Outra ilustre representante dessa linhagem de palavras vira-casacas é
 “bons costumes”. Nada evoca menos um rol de comportamentos razoáveis do
 que essa expressão que recende ao perfume adocicado das viúvas 
rancorosas dos romances de época: falou em “bons costumes”, e eu lembro 
na hora de segredos de alcova e sacanagens reprimidas.
Imagino (espero) que a deputada estadual Myrian Rios não tenha 
pensado em nada disso ao redigir o projeto de lei, sancionado esta 
semana pelo governador do Rio de Janeiro, Sérgio Cabral, que propõe a 
genérica “promoção da moral e dos bons costumes”. O problema com os 
“bons costumes” é precisamente este: a gente nunca sabe muito bem o que 
as pessoas têm em mente quando defendem a sua causa.
O que quer que sejam, uma coisa é certa: bons costumes mudam 
conforme a época, o lugar e a ocasião. Você pode achar que não fica bem 
uma moça desfilar sem a parte de cima do biquíni em Tramandaí – e é 
provável que a maioria das pessoas que frequentam aquela praia concorde 
com isso. Mas se você estiver na Praia da Galheta, em Floripa, ou na 
Praia do Pinho, em Camboriú, prepare-se para aceitar uma ideia um pouco 
diferente de figurino adequado para o local.
Jânio Quadros achou que poderia salvar o Brasil da decadência moral 
proibindo o biquíni em 1961. A ex-atriz, ex-mulher de Roberto Carlos e 
atual missionária talvez seja a favor da eliminação do sexo para fins 
recreativos (a deputada já anunciou que não transa há 10 anos) e da 
sunga branca na praia. Vai saber.

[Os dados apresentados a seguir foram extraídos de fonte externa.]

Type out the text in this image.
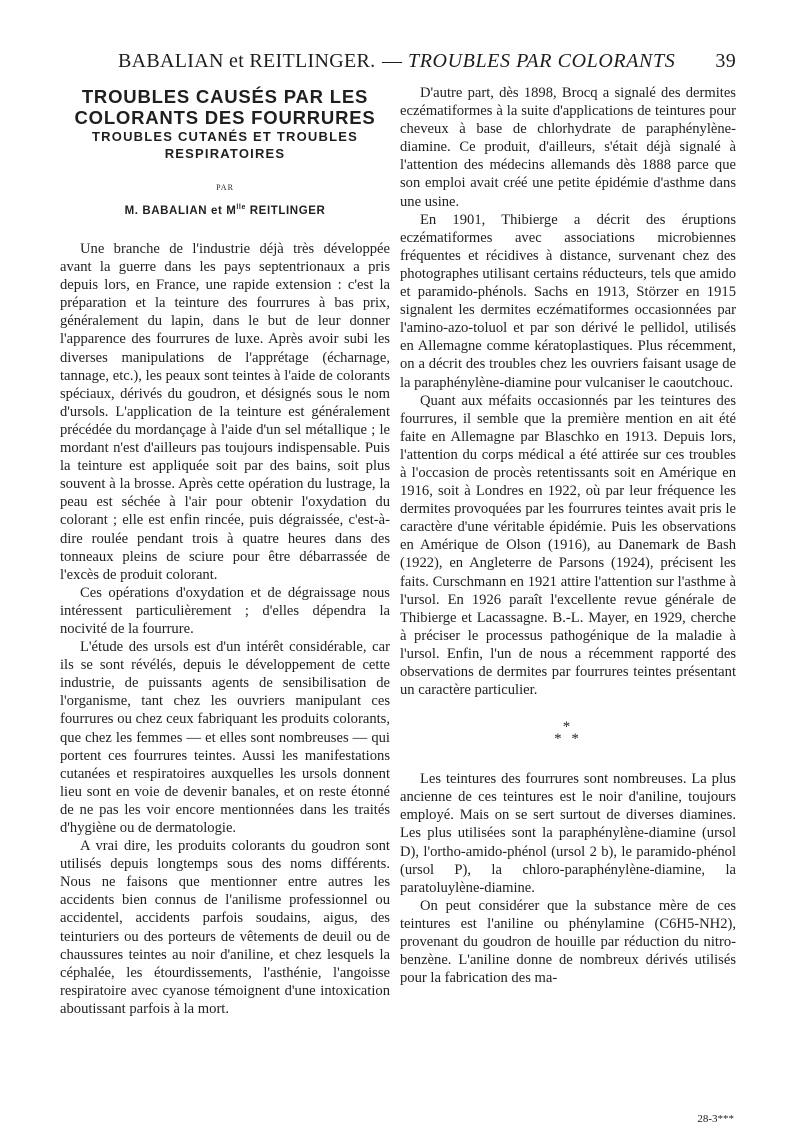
BABALIAN et REITLINGER. — TROUBLES PAR COLORANTS 39
TROUBLES CAUSÉS PAR LES
COLORANTS DES FOURRURES
TROUBLES CUTANÉS ET TROUBLES
RESPIRATOIRES
PAR
M. BABALIAN et $M^{lle}$ REITLINGER

Une branche de l'industrie déjà très développée avant la guerre dans les pays septentrionaux a pris depuis lors, en France, une rapide extension : c'est la préparation et la teinture des fourrures à bas prix, généralement du lapin, dans le but de leur donner l'apparence des fourrures de luxe. Après avoir subi les diverses manipulations de l'apprétage (écharnage, tannage, etc.), les peaux sont teintes à l'aide de colorants spéciaux, dérivés du goudron, et désignés sous le nom d'ursols. L'application de la teinture est généralement précédée du mordançage à l'aide d'un sel métallique ; le mordant n'est d'ailleurs pas toujours indispensable. Puis la teinture est appliquée soit par des bains, soit plus souvent à la brosse. Après cette opération du lustrage, la peau est séchée à l'air pour obtenir l'oxydation du colorant ; elle est enfin rincée, puis dégraissée, c'est-à-dire roulée pendant trois à quatre heures dans des tonneaux pleins de sciure pour être débarrassée de l'excès de produit colorant.

Ces opérations d'oxydation et de dégraissage nous intéressent particulièrement ; d'elles dépendra la nocivité de la fourrure.

L'étude des ursols est d'un intérêt considérable, car ils se sont révélés, depuis le développement de cette industrie, de puissants agents de sensibilisation de l'organisme, tant chez les ouvriers manipulant ces fourrures ou chez ceux fabriquant les produits colorants, que chez les femmes — et elles sont nombreuses — qui portent ces fourrures teintes. Aussi les manifestations cutanées et respiratoires auxquelles les ursols donnent lieu sont en voie de devenir banales, et on reste étonné de ne pas les voir encore mentionnées dans les traités d'hygiène ou de dermatologie.

A vrai dire, les produits colorants du goudron sont utilisés depuis longtemps sous des noms différents. Nous ne faisons que mentionner entre autres les accidents bien connus de l'anilisme professionnel ou accidentel, accidents parfois soudains, aigus, des teinturiers ou des porteurs de vêtements de deuil ou de chaussures teintes au noir d'aniline, et chez lesquels la céphalée, les étourdissements, l'asthénie, l'angoisse respiratoire avec cyanose témoignent d'une intoxication aboutissant parfois à la mort.

D'autre part, dès 1898, Brocq a signalé des dermites eczématiformes à la suite d'applications de teintures pour cheveux à base de chlorhydrate de paraphénylène-diamine. Ce produit, d'ailleurs, s'était déjà signalé à l'attention des médecins allemands dès 1888 parce que son emploi avait créé une petite épidémie d'asthme dans une usine.

En 1901, Thibierge a décrit des éruptions eczématiformes avec associations microbiennes fréquentes et récidives à distance, survenant chez des photographes utilisant certains réducteurs, tels que amido et paramido-phénols. Sachs en 1913, Störzer en 1915 signalent les dermites eczématiformes occasionnées par l'amino-azo-toluol et par son dérivé le pellidol, utilisés en Allemagne comme kératoplastiques. Plus récemment, on a décrit des troubles chez les ouvriers faisant usage de la paraphénylène-diamine pour vulcaniser le caoutchouc.

Quant aux méfaits occasionnés par les teintures des fourrures, il semble que la première mention en ait été faite en Allemagne par Blaschko en 1913. Depuis lors, l'attention du corps médical a été attirée sur ces troubles à l'occasion de procès retentissants soit en Amérique en 1916, soit à Londres en 1922, où par leur fréquence les dermites provoquées par les fourrures teintes avait pris le caractère d'une véritable épidémie. Puis les observations en Amérique de Olson (1916), au Danemark de Bash (1922), en Angleterre de Parsons (1924), précisent les faits. Curschmann en 1921 attire l'attention sur l'asthme à l'ursol. En 1926 paraît l'excellente revue générale de Thibierge et Lacassagne. B.-L. Mayer, en 1929, cherche à préciser le processus pathogénique de la maladie à l'ursol. Enfin, l'un de nous a récemment rapporté des observations de dermites par fourrures teintes présentant un caractère particulier.

*
* *

Les teintures des fourrures sont nombreuses. La plus ancienne de ces teintures est le noir d'aniline, toujours employé. Mais on se sert surtout de diverses diamines. Les plus utilisées sont la paraphénylène-diamine (ursol D), l'ortho-amido-phénol (ursol 2 b), le paramido-phénol (ursol P), la chloro-paraphénylène-diamine, la paratoluylène-diamine.

On peut considérer que la substance mère de ces teintures est l'aniline ou phénylamine (C6H5-NH2), provenant du goudron de houille par réduction du nitro-benzène. L'aniline donne de nombreux dérivés utilisés pour la fabrication des ma-

28-3***
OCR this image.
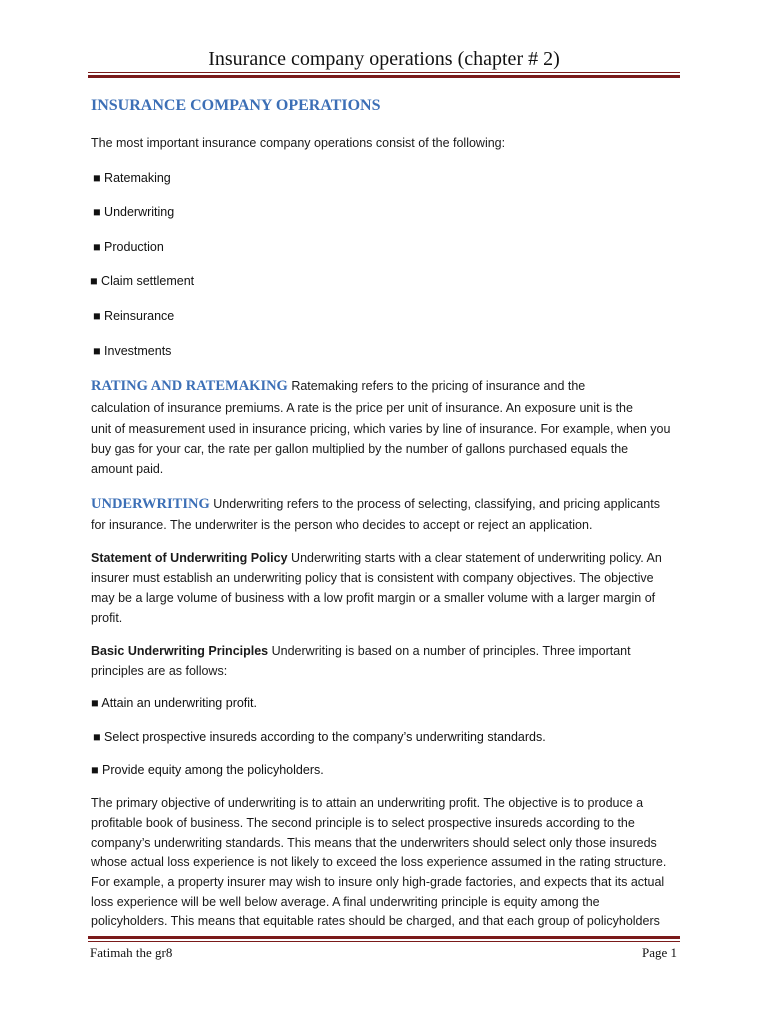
Insurance company operations (chapter # 2)
INSURANCE COMPANY OPERATIONS
The most important insurance company operations consist of the following:
■ Ratemaking
■ Underwriting
■ Production
■ Claim settlement
■ Reinsurance
■ Investments
RATING AND RATEMAKING Ratemaking refers to the pricing of insurance and the
calculation of insurance premiums. A rate is the price per unit of insurance. An exposure unit is the
unit of measurement used in insurance pricing, which varies by line of insurance. For example, when you
buy gas for your car, the rate per gallon multiplied by the number of gallons purchased equals the
amount paid.
UNDERWRITING Underwriting refers to the process of selecting, classifying, and pricing applicants
for insurance. The underwriter is the person who decides to accept or reject an application.
Statement of Underwriting Policy Underwriting starts with a clear statement of underwriting policy. An
insurer must establish an underwriting policy that is consistent with company objectives. The objective
may be a large volume of business with a low profit margin or a smaller volume with a larger margin of
profit.
Basic Underwriting Principles Underwriting is based on a number of principles. Three important
principles are as follows:
■ Attain an underwriting profit.
■ Select prospective insureds according to the company’s underwriting standards.
■ Provide equity among the policyholders.
The primary objective of underwriting is to attain an underwriting profit. The objective is to produce a
profitable book of business. The second principle is to select prospective insureds according to the
company’s underwriting standards. This means that the underwriters should select only those insureds
whose actual loss experience is not likely to exceed the loss experience assumed in the rating structure.
For example, a property insurer may wish to insure only high-grade factories, and expects that its actual
loss experience will be well below average. A final underwriting principle is equity among the
policyholders. This means that equitable rates should be charged, and that each group of policyholders
Fatimah the gr8	Page 1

Jânio e Myrian Rios têm em comum não 
apenas a sanha moralista, mas a excêntrica circunstância de terem sido 
eleitos – o que permitiu que seus delírios reformistas tomassem a 
dimensão de um assunto público.
Fascinada pela nostalgia de um passado idealizado e irrecuperável, a
 patrulha da moral e dos bons costumes ignora a complexidade do mundo e 
alimenta a ingênua fantasia de que é capaz de corrigir a sua rota – de 
volta para um lugar onde provavelmente nunca esteve.
Hábitos e práticas considerados adequados ou aceitáveis são, como 
todos os organismos vivos, produtos de adaptação, mutação e evolução. 
Algumas convicções a respeito da vida privada que passavam como verdade 
absoluta há pouco tempo hoje são questionadas, simplesmente porque mais e
 mais pessoas foram aprendendo a pensar de forma diferente.
Certas ideias e crenças vão se tornando, assim, tão anacrônicas 
quanto os dinossauros e os pássaros dodô – e não será surpreendente se 
acabarem tendo o mesmo final que eles.